Ant reports on progress since the UK’s Disability Summit

Our Programmes and Advocacy Assistant, Anthony Ford Shubrook OBE recently attended an event assessing progress since the commitments made at the UK’s disability summit last year. Here he gives his take on the discussions.

“I have recently returned from the twelfth session of the Conference of State Parties for the Convention on the Rights of People with Disabilities (CRPD). It was fascinating hearing the different experiences from individuals and organisations from around the world. I was also invited to the Department for International Development’s (DFID) side event to discuss the progress that has been made since last year’s global disability summit in London. The summit marked the start of change, with over a thousand commitments made, tackling issues ranging from ending stigma and discrimination, to making inclusive education work for all children.

It was apparent many challenges remain embedded in our society. There is still inadequate data on children with disabilities, particularly those living in rural and marginalised communities, who are often those in the most desperate need of support, and it is difficult to know we are providing the right support when there is insufficient data to assess the situation with. Whilst governments around the world are increasingly developing legislation to focus on empowering people with disabilities, this often has little tangible impact on those who need it most. One of the major reasons for this is many developing countries have insufficient resources and infrastructure to make these commitments a reality.

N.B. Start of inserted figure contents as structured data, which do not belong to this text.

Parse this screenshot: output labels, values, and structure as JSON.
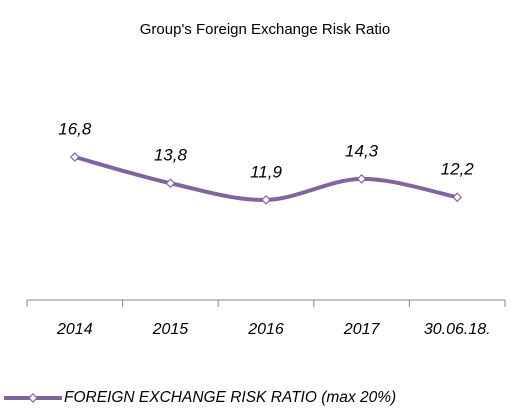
{
  "chart_data": {
    "type": "line",
    "title": "Group's Foreign Exchange Risk Ratio",
    "categories": [
      "2014",
      "2015",
      "2016",
      "2017",
      "30.06.18."
    ],
    "series": [
      {
        "name": "FOREIGN EXCHANGE RISK RATIO (max 20%)",
        "color": "#8064a2",
        "values": [
          16.8,
          13.8,
          11.9,
          14.3,
          12.2
        ],
        "value_labels": [
          "16,8",
          "13,8",
          "11,9",
          "14,3",
          "12,2"
        ]
      }
    ],
    "ylim": [
      0,
      20
    ],
    "legend": "bottom"
  }
}
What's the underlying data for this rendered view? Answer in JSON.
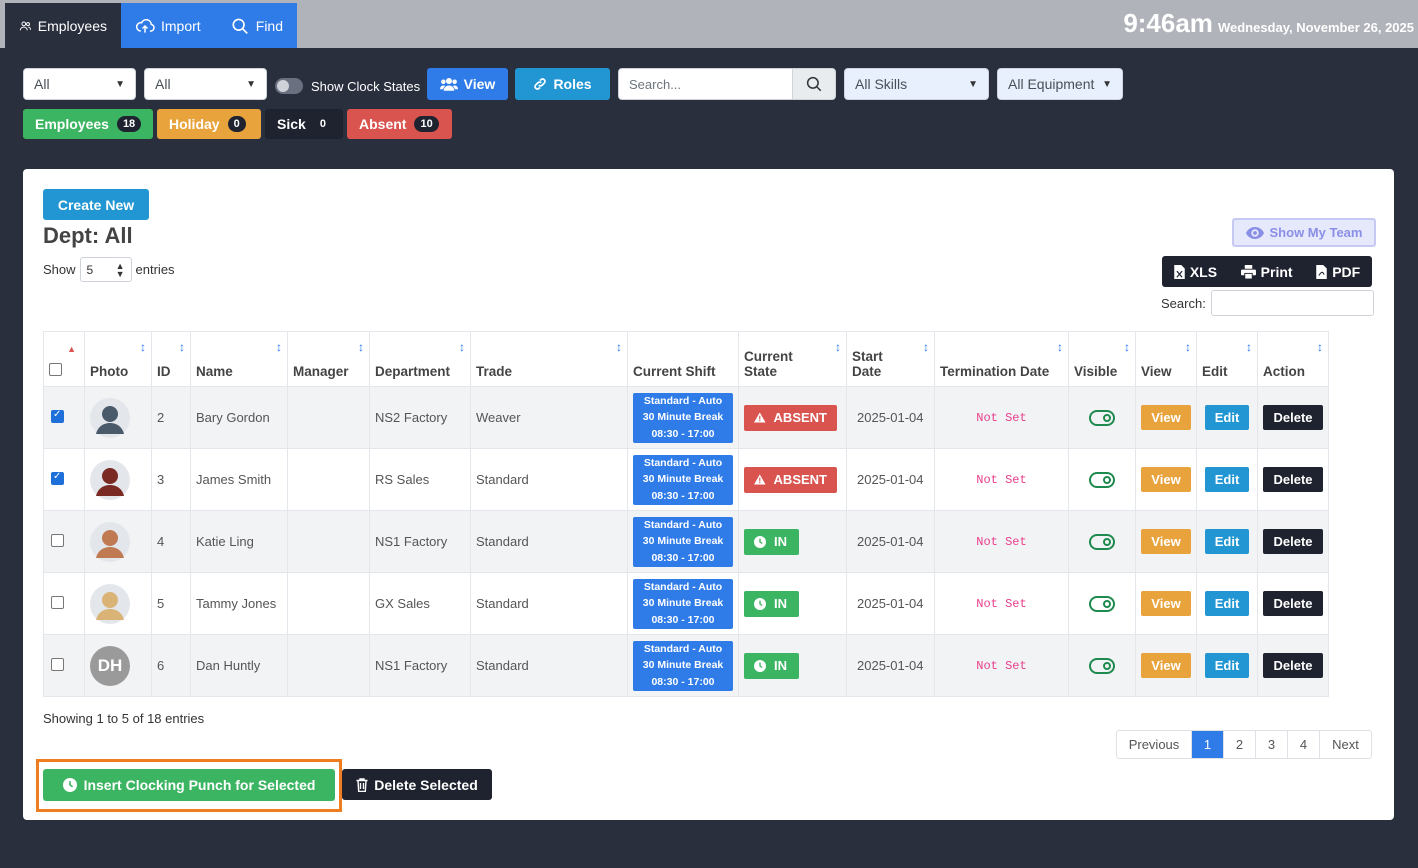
{
  "nav": {
    "employees": "Employees",
    "import": "Import",
    "find": "Find"
  },
  "clock": {
    "time": "9:46am",
    "date": "Wednesday, November 26, 2025"
  },
  "filters": {
    "filter1": "All",
    "filter2": "All",
    "show_clock_states": "Show Clock States",
    "view_label": "View",
    "roles_label": "Roles",
    "search_placeholder": "Search...",
    "skills": "All Skills",
    "equipment": "All Equipment"
  },
  "status_counts": [
    {
      "label": "Employees",
      "count": "18",
      "color": "#3cb563"
    },
    {
      "label": "Holiday",
      "count": "0",
      "color": "#e8a33d"
    },
    {
      "label": "Sick",
      "count": "0",
      "color": "#1f2330"
    },
    {
      "label": "Absent",
      "count": "10",
      "color": "#d9534f"
    }
  ],
  "card": {
    "create_new": "Create New",
    "dept_title": "Dept: All",
    "show": "Show",
    "entries_value": "5",
    "entries": "entries",
    "show_my_team": "Show My Team",
    "export": {
      "xls": "XLS",
      "print": "Print",
      "pdf": "PDF"
    },
    "search_label": "Search:"
  },
  "table": {
    "headers": {
      "photo": "Photo",
      "id": "ID",
      "name": "Name",
      "manager": "Manager",
      "department": "Department",
      "trade": "Trade",
      "current_shift": "Current Shift",
      "current_state_1": "Current",
      "current_state_2": "State",
      "start_date_1": "Start",
      "start_date_2": "Date",
      "termination_date": "Termination Date",
      "visible": "Visible",
      "view": "View",
      "edit": "Edit",
      "action": "Action"
    },
    "rows": [
      {
        "checked": true,
        "id": "2",
        "name": "Bary Gordon",
        "manager": "",
        "department": "NS2 Factory",
        "trade": "Weaver",
        "shift": [
          "Standard - Auto",
          "30 Minute Break",
          "08:30 - 17:00"
        ],
        "state": "ABSENT",
        "start": "2025-01-04",
        "termination": "Not Set",
        "view": "View",
        "edit": "Edit",
        "delete": "Delete",
        "avatar_color": "#4a5a6a"
      },
      {
        "checked": true,
        "id": "3",
        "name": "James Smith",
        "manager": "",
        "department": "RS Sales",
        "trade": "Standard",
        "shift": [
          "Standard - Auto",
          "30 Minute Break",
          "08:30 - 17:00"
        ],
        "state": "ABSENT",
        "start": "2025-01-04",
        "termination": "Not Set",
        "view": "View",
        "edit": "Edit",
        "delete": "Delete",
        "avatar_color": "#7a2a22"
      },
      {
        "checked": false,
        "id": "4",
        "name": "Katie Ling",
        "manager": "",
        "department": "NS1 Factory",
        "trade": "Standard",
        "shift": [
          "Standard - Auto",
          "30 Minute Break",
          "08:30 - 17:00"
        ],
        "state": "IN",
        "start": "2025-01-04",
        "termination": "Not Set",
        "view": "View",
        "edit": "Edit",
        "delete": "Delete",
        "avatar_color": "#c07a52"
      },
      {
        "checked": false,
        "id": "5",
        "name": "Tammy Jones",
        "manager": "",
        "department": "GX Sales",
        "trade": "Standard",
        "shift": [
          "Standard - Auto",
          "30 Minute Break",
          "08:30 - 17:00"
        ],
        "state": "IN",
        "start": "2025-01-04",
        "termination": "Not Set",
        "view": "View",
        "edit": "Edit",
        "delete": "Delete",
        "avatar_color": "#d9b476"
      },
      {
        "checked": false,
        "id": "6",
        "name": "Dan Huntly",
        "manager": "",
        "department": "NS1 Factory",
        "trade": "Standard",
        "shift": [
          "Standard - Auto",
          "30 Minute Break",
          "08:30 - 17:00"
        ],
        "state": "IN",
        "start": "2025-01-04",
        "termination": "Not Set",
        "view": "View",
        "edit": "Edit",
        "delete": "Delete",
        "avatar_color": "#9a9a9a",
        "initials": "DH"
      }
    ]
  },
  "footer": {
    "info": "Showing 1 to 5 of 18 entries",
    "pager": [
      "Previous",
      "1",
      "2",
      "3",
      "4",
      "Next"
    ],
    "insert_punch": "Insert Clocking Punch for Selected",
    "delete_selected": "Delete Selected"
  }
}
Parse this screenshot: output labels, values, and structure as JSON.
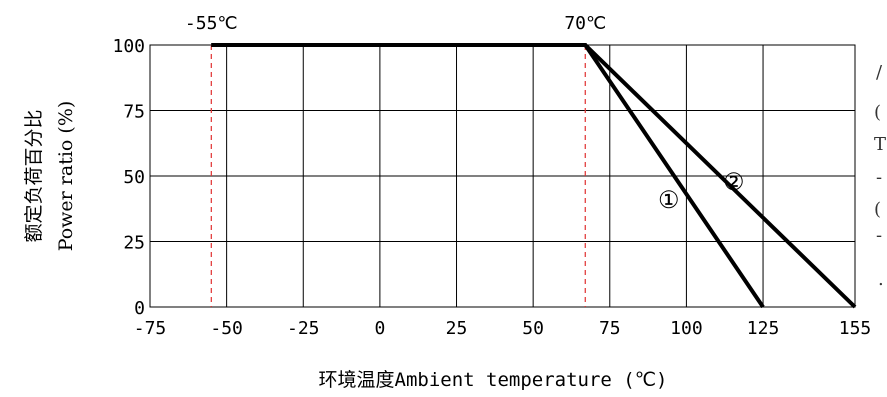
{
  "chart_data": {
    "type": "line",
    "xlabel": "环境温度Ambient temperature (℃)",
    "ylabel_cn": "额定负荷百分比",
    "ylabel_en": "Power ratio (%)",
    "xlim": [
      -75,
      155
    ],
    "ylim": [
      0,
      100
    ],
    "x_ticks": [
      -75,
      -50,
      -25,
      0,
      25,
      50,
      75,
      100,
      125,
      155
    ],
    "x_tick_labels": [
      "-75",
      "-50",
      "-25",
      "0",
      "25",
      "50",
      "75",
      "100",
      "125",
      "155"
    ],
    "y_ticks": [
      0,
      25,
      50,
      75,
      100
    ],
    "y_tick_labels": [
      "0",
      "25",
      "50",
      "75",
      "100"
    ],
    "grid": true,
    "series": [
      {
        "name": "①",
        "x": [
          -55,
          70,
          125
        ],
        "y": [
          100,
          100,
          0
        ]
      },
      {
        "name": "②",
        "x": [
          -55,
          70,
          155
        ],
        "y": [
          100,
          100,
          0
        ]
      }
    ],
    "annotations": [
      {
        "text": "-55℃",
        "x": -55,
        "style": "dashed-red-vertical"
      },
      {
        "text": "70℃",
        "x": 70,
        "style": "dashed-red-vertical"
      }
    ]
  },
  "right_edge": [
    "/",
    "(",
    "T",
    "-",
    "(",
    "-",
    "."
  ]
}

One area that it is clear governments should invest in is technology and assistive devices. Globally, only 10% of those who need assistive devices have access to them. These devices can be life changing for those who need them, however, many people in developing countries do not have access. Most devices are too expensive, and in some cases even when technology is available, it is unsuitable for their environment, such as electric wheelchairs on uneven terrain. One speaker highlighted this point by jokingly suggesting a wheelchair that makes animal noises to scare off other animals, rather than its usual horn, because he lived in a rural area with many animals around.

There appears to be intent within the international community to collaborate and move forward to enact the commitments made at the global disability summit. We need to ensure that these commitments align both with the CRPD and SDGs; this was mentioned by several speakers. We will only get there if we all work together as individuals, in civil society, and with governments. We must listen to the voices of those with disabilities, capitalise on their expertise and experience; reinforcing the idea of ‘nothing about us, without us’.

We also need to ensure laws and policies become practice; including translating national level legislation into local level policy implementation. Some important points raised during the event included the need to eradicate bureaucracies, retain momentum and incentivise progress. Furthermore, the Kenyan Minister of Sports raised the need for organisations to combine resources rather than competing and pulling in different directions.

Overall, I felt the event provided a useful platform for discussion, highlighting the progress made and momentum gained. The work AbleChildAfrica does with its partners has helped change the lives of over 17000 children, helping them gain access to education and healthcare, which gives them the opportunities open to other children. However, it is all too apparent that there is a long way to go in implementing the DFID disability strategy and ensuring that no one is left behind.”